Frankly, this really doesn’t matter, since lectures are just as valuable (and in some cases more valuable) as revision for a subject already covered in tutorials as for an introduction to the subject. You ought to be able to complete all your tutorial essays on the basis of the reading lists provided; lectures on the same subject may prove helpful, but it is in no way essential to have covered a topic in lectures before attempting to write an essay on it.
What can I expect from tutorials?
In the standard Oxford tutorial (in humanities, science ones are different) you normally first read your essay and then your tutor discusses it with you. The style of discussion varies greatly from one tutor to another. Some launch into a monologue (in which case, don’t be shy about interrupting) while others will ask you a series of questions on the topic (at least one tutor I had has perfected the art of the leading question as a teaching technique), whilst many will offer a brief comment on your essay and then start a more informal discussion.
Provided you have put a reasonable amount of effort into your essay (for which see below) you should look forward to the tutorial as an opportunity for an interesting discussion on the topic you have just written about, rather than dreading it as an inquisition. Remember, the primary function of the tutor is not to sit in judgement upon your efforts but to help you pass your exams. Since tutors are generally enthusiastic about their specialisms, you can also expect them to respond well to a corresponding enthusiasm on the part of their students.

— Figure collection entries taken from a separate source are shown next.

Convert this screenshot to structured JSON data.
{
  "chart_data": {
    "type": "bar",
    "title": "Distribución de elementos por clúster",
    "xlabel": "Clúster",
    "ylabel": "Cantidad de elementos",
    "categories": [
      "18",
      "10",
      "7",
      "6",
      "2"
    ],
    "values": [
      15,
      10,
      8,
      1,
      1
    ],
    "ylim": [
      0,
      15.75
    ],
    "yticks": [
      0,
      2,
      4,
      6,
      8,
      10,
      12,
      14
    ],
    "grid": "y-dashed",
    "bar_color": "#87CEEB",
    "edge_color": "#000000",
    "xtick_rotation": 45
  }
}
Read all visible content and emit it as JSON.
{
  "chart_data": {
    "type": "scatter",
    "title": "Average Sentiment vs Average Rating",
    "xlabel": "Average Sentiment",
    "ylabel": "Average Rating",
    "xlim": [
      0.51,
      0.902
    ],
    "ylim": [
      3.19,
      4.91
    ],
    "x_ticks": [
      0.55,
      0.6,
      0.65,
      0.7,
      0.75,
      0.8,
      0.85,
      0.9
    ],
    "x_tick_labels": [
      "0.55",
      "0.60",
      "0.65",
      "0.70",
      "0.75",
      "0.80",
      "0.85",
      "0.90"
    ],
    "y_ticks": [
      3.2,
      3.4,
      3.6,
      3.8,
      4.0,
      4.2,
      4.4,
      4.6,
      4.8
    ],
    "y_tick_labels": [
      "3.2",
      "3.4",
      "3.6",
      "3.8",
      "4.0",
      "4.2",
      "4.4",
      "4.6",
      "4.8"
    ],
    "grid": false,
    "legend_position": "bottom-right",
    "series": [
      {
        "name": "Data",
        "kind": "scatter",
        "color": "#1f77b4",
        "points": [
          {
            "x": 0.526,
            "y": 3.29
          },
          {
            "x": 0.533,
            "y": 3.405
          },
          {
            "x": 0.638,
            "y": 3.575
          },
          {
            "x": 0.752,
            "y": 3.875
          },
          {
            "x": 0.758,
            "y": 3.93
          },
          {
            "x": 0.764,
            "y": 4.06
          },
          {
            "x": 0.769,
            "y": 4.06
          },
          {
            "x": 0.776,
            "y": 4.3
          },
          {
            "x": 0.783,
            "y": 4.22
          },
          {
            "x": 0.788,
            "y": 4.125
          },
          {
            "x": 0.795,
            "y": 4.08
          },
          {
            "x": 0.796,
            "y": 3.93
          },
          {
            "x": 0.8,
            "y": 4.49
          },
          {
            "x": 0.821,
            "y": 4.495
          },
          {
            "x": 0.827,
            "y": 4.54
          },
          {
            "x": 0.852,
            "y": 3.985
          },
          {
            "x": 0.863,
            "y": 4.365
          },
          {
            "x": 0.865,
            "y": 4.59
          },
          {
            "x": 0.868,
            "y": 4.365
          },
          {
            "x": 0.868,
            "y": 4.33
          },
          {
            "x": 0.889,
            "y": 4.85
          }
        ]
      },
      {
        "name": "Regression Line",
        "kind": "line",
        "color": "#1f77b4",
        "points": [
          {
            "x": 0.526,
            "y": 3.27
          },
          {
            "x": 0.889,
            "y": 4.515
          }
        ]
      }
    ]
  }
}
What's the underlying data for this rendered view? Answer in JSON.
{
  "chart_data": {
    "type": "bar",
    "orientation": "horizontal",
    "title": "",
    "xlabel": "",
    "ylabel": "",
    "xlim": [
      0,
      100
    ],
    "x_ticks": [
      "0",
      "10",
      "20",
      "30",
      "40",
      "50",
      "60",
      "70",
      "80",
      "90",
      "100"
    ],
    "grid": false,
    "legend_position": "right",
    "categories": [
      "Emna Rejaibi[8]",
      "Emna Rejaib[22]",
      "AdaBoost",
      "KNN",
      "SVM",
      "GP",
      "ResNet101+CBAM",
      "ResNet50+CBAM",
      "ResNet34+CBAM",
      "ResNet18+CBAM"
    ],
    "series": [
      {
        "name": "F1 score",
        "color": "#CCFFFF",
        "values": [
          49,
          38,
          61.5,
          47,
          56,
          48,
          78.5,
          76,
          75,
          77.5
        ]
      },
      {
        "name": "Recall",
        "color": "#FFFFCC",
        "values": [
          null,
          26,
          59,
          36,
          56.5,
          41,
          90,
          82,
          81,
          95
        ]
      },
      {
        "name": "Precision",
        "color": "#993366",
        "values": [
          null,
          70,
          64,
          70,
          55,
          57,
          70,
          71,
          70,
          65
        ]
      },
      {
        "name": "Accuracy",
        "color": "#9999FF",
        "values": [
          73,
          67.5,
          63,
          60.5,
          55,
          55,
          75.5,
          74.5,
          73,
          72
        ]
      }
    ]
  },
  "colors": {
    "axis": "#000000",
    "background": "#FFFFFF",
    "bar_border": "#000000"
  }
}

What happens if I don’t get on with my tutor?
This is unlikely to happen: all the tutors I have had have been entirely friendly and helpful. It could happen, though, that there is an unfortunate personality clash or that a particular tutor’s teaching technique is getting you nowhere. If that should occur, according to academic etiquette you are theoretically meant to raise your problem with the tutor concerned. In practice this may well be an impossible requirement, since if relations are strained the tutor in question will be the last person you want to discuss the problem with! In that case your best recourse is probably to request a change of subject tutor from your supervising tutor. I would repeat, however, that you will have to be very unlucky for such a situation to arise.
How do I know how well I’m doing?
Some tutors are better than others at signalling this within tutorials. The chances are, however, that if you are doing either very well or very badly this will be evident from the tutor’s response to your work. A non-committal response is thus likely to be an indication of a middle-of-the-road performance (though this is only a rule of thumb, and if a particular tutor seems discouraging it may be worth checking with his or her other students that this is not simply his or her manner: the classic example must be a tutor I had when reading Engineering Science at Oxford twenty years ago, who handed me back a practice Maths Mods paper I’d done over the vac with the comment “I can’t actually find anything wrong with this” in a tone of voice which suggested deep disappointment with my having achieved a paltry 100%).
At the end of term each subject tutor who has taught you will write a report on your work, and you will (normally) be allowed to see this report at the start of the following term. This report should give you a fairly clear indication of how you are doing. Another indication will come from the marks you get on your collections (for which see below).